Use the image to answer the question.
An illustration shows a hexagonal prism with the label Choosy Cheesy on the top surface. The height of the hexagonal prism is 8 centimeters. The two longer parallel sides of the hexagonal prism each measure 30 centimeters in length. One end of the prism is marked with a dashed line measuring 15 centimeters across, joining the two opposite vertices of the parallel edges, forming a triangular prism with a perpendicular measure of 8 centimeters.
A sample of gourmet cheeses came in this box. What is the volume of the box?
(1 point)
cm3
wrong how da hell did you get that big of a number
I apologize for the mistake. Let's correct it.
The volume of the hexagonal prism can be calculated by finding the area of the hexagonal base and multiplying it by the height of the prism.
The formula for the area of a regular hexagon is: Area = (3√3 * side length^2) / 2
Given that the side length of the hexagon is 30 cm, we can calculate the area of the hexagonal base:
Area = (3√3 * 30^2) / 2
Area = (3√3 * 900) / 2
Area = (2598.076) / 2
Area ≈ 1299.038 cm^2
Now, we multiply the area of the hexagon by the height of the hexagonal prism (8 cm) to find the volume:
Volume = 1299.038 cm^2 * 8 cm
Volume ≈ 10392.3 cm^3
Therefore, the correct volume of the box is approximately 10392.3 cm^3.
still wrong
Apologies for the mistake in the previous calculations. Let's correct it.
The given hexagonal prism consists of a hexagonal base with sides of length 30 cm and height 8 cm.
To find the volume of the hexagonal prism, we need to first calculate the area of the hexagonal base using the formula:
Area = (3√3 * side length^2) / 2
Plugging in the values:
Area = (3√3 * 30^2) / 2
Area = (3√3 * 900) / 2
Area = (2700√3) / 2
Area = 1350√3 cm^2
Now, to find the volume of the hexagonal prism, we multiply the area of the base by the height:
Volume = 1350√3 cm^2 * 8 cm
Volume = 10800√3 cm^3
Using a calculator to find the approximate value:
Volume ≈ 18693.96 cm^3
Therefore, the correct volume of the box is approximately 18693.96 cm^3.
The volume of the hexagonal prism can be calculated by finding the area of the hexagonal base and multiplying it by the height of the prism.
The area of a regular hexagon can be calculated using the formula: Area = (3√3 * side length^2) / 2
In this case, the side length of the hexagon is 30 cm.

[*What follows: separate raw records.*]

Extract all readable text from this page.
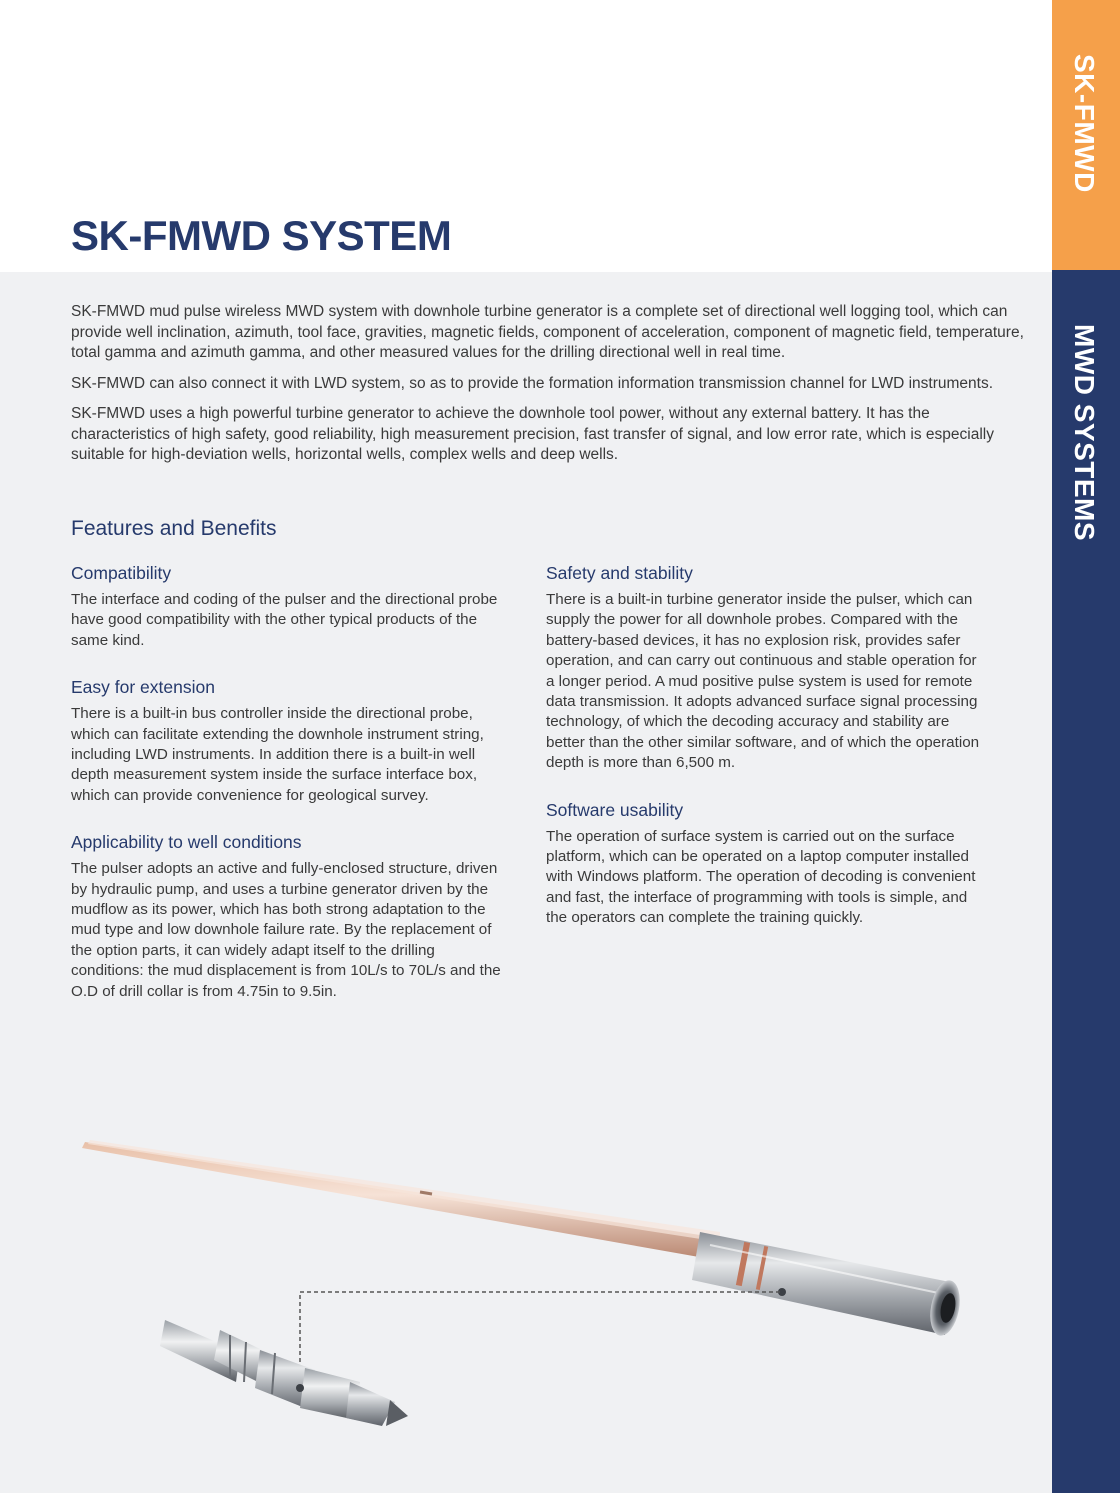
SK-FMWD
MWD SYSTEMS
SK-FMWD SYSTEM

SK-FMWD mud pulse wireless MWD system with downhole turbine generator is a complete set of directional well logging tool, which can provide well inclination, azimuth, tool face, gravities, magnetic fields, component of acceleration, component of magnetic field, temperature, total gamma and azimuth gamma, and other measured values for the drilling directional well in real time.

SK-FMWD can also connect it with LWD system, so as to provide the formation information transmission channel for LWD instruments.

SK-FMWD uses a high powerful turbine generator to achieve the downhole tool power, without any external battery. It has the characteristics of high safety, good reliability, high measurement precision, fast transfer of signal, and low error rate, which is especially suitable for high-deviation wells, horizontal wells, complex wells and deep wells.

Features and Benefits
Compatibility

The interface and coding of the pulser and the directional probe have good compatibility with the other typical products of the same kind.

Easy for extension

There is a built-in bus controller inside the directional probe, which can facilitate extending the downhole instrument string, including LWD instruments. In addition there is a built-in well depth measurement system inside the surface interface box, which can provide convenience for geological survey.

Applicability to well conditions

The pulser adopts an active and fully-enclosed structure, driven by hydraulic pump, and uses a turbine generator driven by the mudflow as its power, which has both strong adaptation to the mud type and low downhole failure rate. By the replacement of the option parts, it can widely adapt itself to the drilling conditions: the mud displacement is from 10L/s to 70L/s and the O.D of drill collar is from 4.75in to 9.5in.

Safety and stability

There is a built-in turbine generator inside the pulser, which can supply the power for all downhole probes. Compared with the battery-based devices, it has no explosion risk, provides safer operation, and can carry out continuous and stable operation for a longer period. A mud positive pulse system is used for remote data transmission. It adopts advanced surface signal processing technology, of which the decoding accuracy and stability are better than the other similar software, and of which the operation depth is more than 6,500 m.

Software usability

The operation of surface system is carried out on the surface platform, which can be operated on a laptop computer installed with Windows platform. The operation of decoding is convenient and fast, the interface of programming with tools is simple, and the operators can complete the training quickly.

So, the area of the hexagon is:
Area = (3√3 * 30^2) / 2
Area = (3√3 * 900) / 2
Area = (2598.76) / 2
Area = 1299.38 cm^2
Now, multiplying the area of the hexagon by the height of the hexagonal prism (8 cm), we get the volume of the prism:
Volume = 1299.38 cm^2 * 8 cm
Volume = 10394.4 cm3
Therefore, the volume of the box is 10394.4 cm3.